The reason I ask is that during a game a player should cover 3 miles, and a midfielder/winger might cover double that.
What you have to remember that during a game, there is a big mix of running. There will be a some jogging, lots of sustained 70-80% and a bits of 100% flat out. So this must be accounted for in training.
Just doing a load of running at a slow set pace wont do you a huge amount of good. It might increase your cardio a bit, but generally, its not going to make a huge difference to your game.
Going to the training session will be a good idea, as you will be able to participate in small games and drills that are perfect for tailoring your fitness level to hockey. It also means you can break up pure fitness stuff with skills and drills.
However, as this is not possible at the moment, you will need to mix up your sessions. As a starting point for a session, you should go for a light jog, the kind of pace where you can comfortably talk to someone whilst running. Perhaps do this for 7-10 minutes initially. Then some stretching, gentle at first, holding the stretch for a few seconds (try and avoiding bouncing in the stretch).
After this preparation you should be feeling pretty good, nice and warm, and ready to go.
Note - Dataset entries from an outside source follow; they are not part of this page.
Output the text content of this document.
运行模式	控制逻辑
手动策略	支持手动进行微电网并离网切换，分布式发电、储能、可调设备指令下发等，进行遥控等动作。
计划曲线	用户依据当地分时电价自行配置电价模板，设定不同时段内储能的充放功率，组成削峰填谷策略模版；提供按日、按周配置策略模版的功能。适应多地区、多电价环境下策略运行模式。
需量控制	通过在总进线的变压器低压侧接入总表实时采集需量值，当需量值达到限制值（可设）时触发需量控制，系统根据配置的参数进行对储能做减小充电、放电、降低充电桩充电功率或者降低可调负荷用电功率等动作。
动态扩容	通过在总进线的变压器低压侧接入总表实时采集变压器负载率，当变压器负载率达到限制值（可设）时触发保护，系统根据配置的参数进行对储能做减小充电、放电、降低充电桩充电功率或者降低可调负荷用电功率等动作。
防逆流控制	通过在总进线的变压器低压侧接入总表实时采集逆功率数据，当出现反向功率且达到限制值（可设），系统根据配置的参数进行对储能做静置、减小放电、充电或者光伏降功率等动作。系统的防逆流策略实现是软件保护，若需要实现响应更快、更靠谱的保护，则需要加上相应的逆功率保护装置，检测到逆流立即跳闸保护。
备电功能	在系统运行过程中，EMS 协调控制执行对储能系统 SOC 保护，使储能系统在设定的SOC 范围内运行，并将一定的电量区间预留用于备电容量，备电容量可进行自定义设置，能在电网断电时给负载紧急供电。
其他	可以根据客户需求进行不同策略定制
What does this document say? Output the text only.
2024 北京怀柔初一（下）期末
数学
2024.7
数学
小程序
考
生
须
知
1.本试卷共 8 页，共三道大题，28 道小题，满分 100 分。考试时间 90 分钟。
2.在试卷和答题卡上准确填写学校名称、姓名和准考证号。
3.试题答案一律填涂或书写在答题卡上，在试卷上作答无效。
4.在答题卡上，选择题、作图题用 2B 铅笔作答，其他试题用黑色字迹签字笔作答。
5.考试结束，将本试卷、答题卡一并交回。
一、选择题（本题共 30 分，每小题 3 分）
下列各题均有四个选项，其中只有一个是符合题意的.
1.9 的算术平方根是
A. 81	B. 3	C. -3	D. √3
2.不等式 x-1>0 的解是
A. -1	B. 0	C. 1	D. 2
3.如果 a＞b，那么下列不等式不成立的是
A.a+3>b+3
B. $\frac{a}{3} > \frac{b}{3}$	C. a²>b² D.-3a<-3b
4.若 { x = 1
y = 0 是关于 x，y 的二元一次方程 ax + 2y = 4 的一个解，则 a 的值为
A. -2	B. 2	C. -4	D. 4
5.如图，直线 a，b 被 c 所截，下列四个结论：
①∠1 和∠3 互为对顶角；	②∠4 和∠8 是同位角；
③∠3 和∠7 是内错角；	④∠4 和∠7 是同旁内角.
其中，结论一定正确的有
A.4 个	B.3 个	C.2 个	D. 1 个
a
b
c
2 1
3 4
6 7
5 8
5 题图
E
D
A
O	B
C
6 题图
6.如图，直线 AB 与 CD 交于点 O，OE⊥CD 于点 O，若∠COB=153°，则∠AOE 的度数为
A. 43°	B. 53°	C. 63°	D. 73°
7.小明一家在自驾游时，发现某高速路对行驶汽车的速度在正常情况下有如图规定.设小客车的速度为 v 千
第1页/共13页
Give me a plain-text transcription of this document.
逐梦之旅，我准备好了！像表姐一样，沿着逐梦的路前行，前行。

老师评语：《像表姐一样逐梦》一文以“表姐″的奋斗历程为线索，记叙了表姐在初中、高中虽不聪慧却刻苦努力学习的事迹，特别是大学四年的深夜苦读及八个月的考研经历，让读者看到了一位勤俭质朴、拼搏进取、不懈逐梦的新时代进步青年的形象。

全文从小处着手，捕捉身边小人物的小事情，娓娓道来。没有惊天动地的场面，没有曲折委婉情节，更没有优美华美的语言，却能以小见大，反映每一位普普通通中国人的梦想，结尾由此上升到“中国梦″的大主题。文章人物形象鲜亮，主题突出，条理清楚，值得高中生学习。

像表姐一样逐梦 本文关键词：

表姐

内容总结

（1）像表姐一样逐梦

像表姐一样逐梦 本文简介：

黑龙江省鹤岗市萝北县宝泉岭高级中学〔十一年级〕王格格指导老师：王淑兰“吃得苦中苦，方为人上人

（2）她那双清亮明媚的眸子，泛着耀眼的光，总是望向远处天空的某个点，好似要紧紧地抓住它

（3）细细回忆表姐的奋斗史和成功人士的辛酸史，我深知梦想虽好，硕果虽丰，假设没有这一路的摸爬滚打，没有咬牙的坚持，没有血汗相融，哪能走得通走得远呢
Perhaps do another few minutes of slightly higher intensity jogging just to make sure your blood is pumping nicely.
One of the old school favorites is what is called a Doggy:
Baseline - 25 - Baseline - 50 - Baseline - 75 - baseline - 100 - baseline
You should try and compete this at a steady pace. The idea is to maintain you speed throughout the whole distance. The stopping and turning is something you will do a lot of in a game too.
I would say do a doggy at the start of your session, and another at the end of the end. Try and get as close to the time set in the first when running the second.
Will add some more later, as I am at work at the moment!!